RFR JDK-8223347 Integration of Vector API (Incubator): Java API, implementation, and tests
Remi Forax
forax at univ-mlv.fr
Mon Apr 20 13:31:55 UTC 2020
Hi Paul,
about the API part (not the implementation),
there are location where the same concept is described with a different names which doesn't help to understand how thing work
- vector length <=> vector lane count
- vector shape <=> vector bits size
- element size <=> lane size
"size" should never be used (VectorSpecies.elementSize() by example ) because it's never clear if it's the byte size or the bits size, using byteSize and bitsSize as used several times in the API should be used everywhere.
Initially, having VectorSpecies and VectorShape confuse me, it's not the shape of the vector but only it's bits size,
renaming VectorShape to VectorBitsSize will help, i think.
You have the same values defined at several places in the API (sometimes with different names), usually it's aliases but it makes the API bigger that it should.
I think all the reference to the element type, vector byte size, vector bit size, element byte size, element byte size, vector lane count should not appear on Vector because they are accessible from Species,
and to go from a vector to the corresponding species, species() is enough.
You have also the same methods defined at several places, on VectorSpecies and as a static method taking a species as parameter,
all the methods of VectorSpecies that takes or return a vector/mask/shuffle should be static in vector/mask/shuffle.
I think Binary and Associative should be merged to one VectorOperation, given that the difference is subtle and the whole point of this API is that if the hardware do not provide a way to reduce a binary op, it can be done in Java.
I have no idea what a Conversion.rangeType() is ?
More specially:
- VectorSpecies.loopbound() is not used in the example ?

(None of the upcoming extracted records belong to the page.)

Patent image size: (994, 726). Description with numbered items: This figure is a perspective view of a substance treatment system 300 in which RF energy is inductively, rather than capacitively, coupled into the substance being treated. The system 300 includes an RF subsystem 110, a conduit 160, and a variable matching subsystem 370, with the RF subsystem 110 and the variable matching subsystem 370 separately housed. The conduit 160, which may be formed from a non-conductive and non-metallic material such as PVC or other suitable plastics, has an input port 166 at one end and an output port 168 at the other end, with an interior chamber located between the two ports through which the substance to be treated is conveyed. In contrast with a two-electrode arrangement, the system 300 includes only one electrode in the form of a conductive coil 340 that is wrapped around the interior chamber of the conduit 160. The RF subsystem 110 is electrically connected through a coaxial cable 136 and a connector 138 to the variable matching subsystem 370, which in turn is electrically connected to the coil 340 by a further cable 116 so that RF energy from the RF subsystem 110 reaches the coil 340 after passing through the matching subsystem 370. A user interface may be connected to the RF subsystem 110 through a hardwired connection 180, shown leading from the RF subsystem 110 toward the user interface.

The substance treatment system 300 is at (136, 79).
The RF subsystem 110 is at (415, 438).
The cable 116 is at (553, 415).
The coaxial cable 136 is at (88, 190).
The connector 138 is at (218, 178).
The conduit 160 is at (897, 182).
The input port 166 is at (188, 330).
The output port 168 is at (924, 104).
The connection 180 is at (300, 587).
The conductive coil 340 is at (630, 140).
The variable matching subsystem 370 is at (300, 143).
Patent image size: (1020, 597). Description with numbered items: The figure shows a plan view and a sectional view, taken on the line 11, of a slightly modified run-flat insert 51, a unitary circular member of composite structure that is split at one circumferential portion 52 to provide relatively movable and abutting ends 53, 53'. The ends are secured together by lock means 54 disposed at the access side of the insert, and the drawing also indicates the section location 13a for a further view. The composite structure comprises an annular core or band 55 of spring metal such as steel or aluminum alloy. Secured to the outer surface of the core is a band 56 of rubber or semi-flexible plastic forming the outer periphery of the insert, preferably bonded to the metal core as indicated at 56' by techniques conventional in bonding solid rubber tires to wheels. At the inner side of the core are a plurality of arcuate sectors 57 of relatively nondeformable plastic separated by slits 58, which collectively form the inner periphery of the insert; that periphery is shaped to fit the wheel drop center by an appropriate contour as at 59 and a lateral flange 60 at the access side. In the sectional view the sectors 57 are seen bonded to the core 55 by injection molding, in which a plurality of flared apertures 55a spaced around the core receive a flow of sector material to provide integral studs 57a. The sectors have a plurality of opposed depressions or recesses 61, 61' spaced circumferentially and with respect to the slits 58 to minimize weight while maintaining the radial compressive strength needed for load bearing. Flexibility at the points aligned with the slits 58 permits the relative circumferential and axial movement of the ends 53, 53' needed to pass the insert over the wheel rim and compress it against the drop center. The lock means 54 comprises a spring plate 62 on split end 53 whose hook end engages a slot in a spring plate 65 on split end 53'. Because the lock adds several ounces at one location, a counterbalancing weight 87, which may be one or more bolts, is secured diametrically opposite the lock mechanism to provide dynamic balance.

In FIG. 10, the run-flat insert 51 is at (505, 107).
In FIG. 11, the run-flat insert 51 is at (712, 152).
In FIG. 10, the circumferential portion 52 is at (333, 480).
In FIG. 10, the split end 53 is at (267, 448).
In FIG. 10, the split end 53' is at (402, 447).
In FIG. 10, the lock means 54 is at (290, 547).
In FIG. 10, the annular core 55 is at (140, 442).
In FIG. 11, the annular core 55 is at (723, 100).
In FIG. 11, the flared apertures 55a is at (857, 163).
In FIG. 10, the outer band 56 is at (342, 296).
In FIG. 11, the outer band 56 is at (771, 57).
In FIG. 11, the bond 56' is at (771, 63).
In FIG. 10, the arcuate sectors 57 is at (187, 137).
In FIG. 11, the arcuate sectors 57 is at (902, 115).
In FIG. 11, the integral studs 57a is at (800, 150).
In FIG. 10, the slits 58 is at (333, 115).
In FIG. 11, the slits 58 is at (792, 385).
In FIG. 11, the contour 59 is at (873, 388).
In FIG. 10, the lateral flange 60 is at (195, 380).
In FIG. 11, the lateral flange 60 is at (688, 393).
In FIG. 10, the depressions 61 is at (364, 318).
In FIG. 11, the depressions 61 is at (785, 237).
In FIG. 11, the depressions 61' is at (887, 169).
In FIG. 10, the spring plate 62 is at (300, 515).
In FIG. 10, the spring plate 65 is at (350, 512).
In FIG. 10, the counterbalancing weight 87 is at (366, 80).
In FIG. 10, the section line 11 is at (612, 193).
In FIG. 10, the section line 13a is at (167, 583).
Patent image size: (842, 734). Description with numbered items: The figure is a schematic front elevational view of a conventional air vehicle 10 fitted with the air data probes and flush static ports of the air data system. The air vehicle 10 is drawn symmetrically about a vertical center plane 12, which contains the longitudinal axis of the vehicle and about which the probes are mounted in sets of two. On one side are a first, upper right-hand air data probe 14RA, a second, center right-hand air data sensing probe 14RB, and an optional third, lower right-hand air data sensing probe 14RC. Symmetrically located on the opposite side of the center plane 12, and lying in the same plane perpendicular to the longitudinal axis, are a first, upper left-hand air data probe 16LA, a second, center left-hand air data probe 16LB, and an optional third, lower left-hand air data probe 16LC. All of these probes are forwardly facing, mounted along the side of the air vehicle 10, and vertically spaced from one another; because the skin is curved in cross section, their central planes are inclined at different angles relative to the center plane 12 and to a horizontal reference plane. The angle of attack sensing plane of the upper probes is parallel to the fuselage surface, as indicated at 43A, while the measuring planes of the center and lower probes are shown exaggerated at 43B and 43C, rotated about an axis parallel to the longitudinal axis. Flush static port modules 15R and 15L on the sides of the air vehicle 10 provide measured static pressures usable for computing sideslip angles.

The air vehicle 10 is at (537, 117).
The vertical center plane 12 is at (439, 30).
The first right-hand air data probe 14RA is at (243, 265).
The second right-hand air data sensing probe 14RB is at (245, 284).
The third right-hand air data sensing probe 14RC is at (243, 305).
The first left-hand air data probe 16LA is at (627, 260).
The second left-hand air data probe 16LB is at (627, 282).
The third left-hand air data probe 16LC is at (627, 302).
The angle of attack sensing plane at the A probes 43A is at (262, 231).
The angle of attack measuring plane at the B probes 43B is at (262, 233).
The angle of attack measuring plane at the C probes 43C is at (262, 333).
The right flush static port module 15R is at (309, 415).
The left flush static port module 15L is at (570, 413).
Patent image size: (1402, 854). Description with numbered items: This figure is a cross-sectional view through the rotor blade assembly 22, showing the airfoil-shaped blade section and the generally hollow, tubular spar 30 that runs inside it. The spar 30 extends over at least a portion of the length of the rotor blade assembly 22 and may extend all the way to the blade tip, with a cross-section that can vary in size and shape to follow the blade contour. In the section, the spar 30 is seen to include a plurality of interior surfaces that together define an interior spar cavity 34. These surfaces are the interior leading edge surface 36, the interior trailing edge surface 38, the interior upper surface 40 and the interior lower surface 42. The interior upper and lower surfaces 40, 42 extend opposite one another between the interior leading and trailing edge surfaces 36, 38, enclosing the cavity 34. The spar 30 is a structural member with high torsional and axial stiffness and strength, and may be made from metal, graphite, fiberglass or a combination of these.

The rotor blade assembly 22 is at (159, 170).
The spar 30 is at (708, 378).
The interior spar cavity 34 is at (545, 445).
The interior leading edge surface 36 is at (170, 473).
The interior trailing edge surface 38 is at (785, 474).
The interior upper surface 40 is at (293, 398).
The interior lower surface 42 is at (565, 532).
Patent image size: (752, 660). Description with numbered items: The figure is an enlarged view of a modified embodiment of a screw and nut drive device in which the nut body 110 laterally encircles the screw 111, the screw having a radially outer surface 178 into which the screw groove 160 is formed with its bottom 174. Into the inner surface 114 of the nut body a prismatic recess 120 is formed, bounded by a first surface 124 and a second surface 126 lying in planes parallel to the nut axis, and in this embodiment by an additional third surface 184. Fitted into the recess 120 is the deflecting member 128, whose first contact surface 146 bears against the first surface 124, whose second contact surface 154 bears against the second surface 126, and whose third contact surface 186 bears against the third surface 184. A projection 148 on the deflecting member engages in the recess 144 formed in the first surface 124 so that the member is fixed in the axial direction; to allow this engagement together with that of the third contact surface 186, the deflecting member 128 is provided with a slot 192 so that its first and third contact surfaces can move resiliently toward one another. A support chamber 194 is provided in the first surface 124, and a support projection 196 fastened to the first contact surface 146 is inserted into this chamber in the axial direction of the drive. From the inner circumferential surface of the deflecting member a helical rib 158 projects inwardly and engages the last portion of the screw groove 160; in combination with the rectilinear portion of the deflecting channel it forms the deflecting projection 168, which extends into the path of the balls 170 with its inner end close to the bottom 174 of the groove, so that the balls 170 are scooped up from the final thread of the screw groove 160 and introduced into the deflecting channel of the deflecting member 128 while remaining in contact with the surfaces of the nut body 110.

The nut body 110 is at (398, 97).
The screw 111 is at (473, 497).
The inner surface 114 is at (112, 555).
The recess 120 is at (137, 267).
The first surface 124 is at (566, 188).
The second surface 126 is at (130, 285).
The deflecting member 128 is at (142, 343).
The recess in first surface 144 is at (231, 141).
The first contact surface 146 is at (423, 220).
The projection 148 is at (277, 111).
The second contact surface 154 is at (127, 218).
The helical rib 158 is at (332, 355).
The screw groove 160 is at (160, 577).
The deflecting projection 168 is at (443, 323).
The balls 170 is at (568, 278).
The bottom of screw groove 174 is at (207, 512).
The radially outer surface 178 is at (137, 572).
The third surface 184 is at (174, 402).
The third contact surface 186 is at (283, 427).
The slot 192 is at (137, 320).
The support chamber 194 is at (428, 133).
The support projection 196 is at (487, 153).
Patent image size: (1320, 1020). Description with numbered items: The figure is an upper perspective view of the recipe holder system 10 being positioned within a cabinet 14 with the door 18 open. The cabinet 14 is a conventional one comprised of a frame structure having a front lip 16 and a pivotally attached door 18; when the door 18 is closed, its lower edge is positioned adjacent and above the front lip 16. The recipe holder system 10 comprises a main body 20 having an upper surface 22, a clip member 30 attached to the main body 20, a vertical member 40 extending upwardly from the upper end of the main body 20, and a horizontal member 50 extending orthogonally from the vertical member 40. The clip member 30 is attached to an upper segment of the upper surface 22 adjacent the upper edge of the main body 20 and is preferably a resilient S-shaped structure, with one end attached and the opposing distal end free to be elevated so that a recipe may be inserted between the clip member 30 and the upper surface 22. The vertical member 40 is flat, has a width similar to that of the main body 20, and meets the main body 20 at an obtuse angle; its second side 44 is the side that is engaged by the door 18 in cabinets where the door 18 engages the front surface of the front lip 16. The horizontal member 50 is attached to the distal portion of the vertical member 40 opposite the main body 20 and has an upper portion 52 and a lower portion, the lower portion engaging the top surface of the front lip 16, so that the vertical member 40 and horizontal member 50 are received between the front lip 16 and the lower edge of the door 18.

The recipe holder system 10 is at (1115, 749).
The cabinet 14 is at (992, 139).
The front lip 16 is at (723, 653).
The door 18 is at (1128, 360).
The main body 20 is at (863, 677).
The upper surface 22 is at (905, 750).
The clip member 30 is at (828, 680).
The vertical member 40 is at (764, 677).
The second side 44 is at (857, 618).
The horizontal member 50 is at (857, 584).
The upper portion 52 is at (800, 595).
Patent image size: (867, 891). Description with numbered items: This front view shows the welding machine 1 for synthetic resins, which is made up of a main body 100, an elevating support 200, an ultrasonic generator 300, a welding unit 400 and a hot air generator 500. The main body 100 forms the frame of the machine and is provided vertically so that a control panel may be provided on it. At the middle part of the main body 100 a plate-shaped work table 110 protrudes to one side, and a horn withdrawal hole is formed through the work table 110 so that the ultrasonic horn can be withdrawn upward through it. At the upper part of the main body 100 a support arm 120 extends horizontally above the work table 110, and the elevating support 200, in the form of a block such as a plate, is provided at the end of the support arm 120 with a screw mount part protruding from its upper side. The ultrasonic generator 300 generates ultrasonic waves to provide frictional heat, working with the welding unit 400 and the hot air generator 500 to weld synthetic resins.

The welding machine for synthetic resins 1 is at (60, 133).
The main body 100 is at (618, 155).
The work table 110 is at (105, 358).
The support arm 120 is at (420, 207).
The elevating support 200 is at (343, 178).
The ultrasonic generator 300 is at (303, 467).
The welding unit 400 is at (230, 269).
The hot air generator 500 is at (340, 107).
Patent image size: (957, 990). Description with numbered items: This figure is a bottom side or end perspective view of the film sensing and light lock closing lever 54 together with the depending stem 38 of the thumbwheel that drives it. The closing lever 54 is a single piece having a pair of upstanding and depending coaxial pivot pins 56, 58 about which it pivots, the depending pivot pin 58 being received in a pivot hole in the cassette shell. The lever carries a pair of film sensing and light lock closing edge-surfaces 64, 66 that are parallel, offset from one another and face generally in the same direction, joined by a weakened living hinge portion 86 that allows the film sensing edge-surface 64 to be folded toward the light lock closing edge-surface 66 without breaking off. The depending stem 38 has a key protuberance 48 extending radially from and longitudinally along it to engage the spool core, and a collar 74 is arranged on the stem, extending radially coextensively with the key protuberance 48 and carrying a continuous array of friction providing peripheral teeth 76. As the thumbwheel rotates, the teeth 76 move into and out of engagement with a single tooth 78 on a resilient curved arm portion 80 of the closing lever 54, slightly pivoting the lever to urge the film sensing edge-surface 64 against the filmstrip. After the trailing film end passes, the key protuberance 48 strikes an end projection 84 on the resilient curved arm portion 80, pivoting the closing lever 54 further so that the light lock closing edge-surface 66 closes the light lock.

- VectorSpecies.arrayType()/genericElementType() are more for implementers than users , no ? at least arrayType should be arrayElementType.
- VectorSpecies.withLanes() => withElementType()
- VectorMask.check* are implementer methods ?
- VectorMask.equal(VectorMask) => equiv
- VectorShuffle.check* are implementer methods ?
- VectorShuffle.vectorSpecies() => VectorShuffle.species() (as in Vector and VectorMask)
- VectorShuffle.toVector() should return a IntVector
- VectorShuffle.laneIsValid(), it seems to be an operation on Vector, not VectorShuffle.
- IntVector.max, why there is no binary version that takes a mask ? It's documented but not why it's not available.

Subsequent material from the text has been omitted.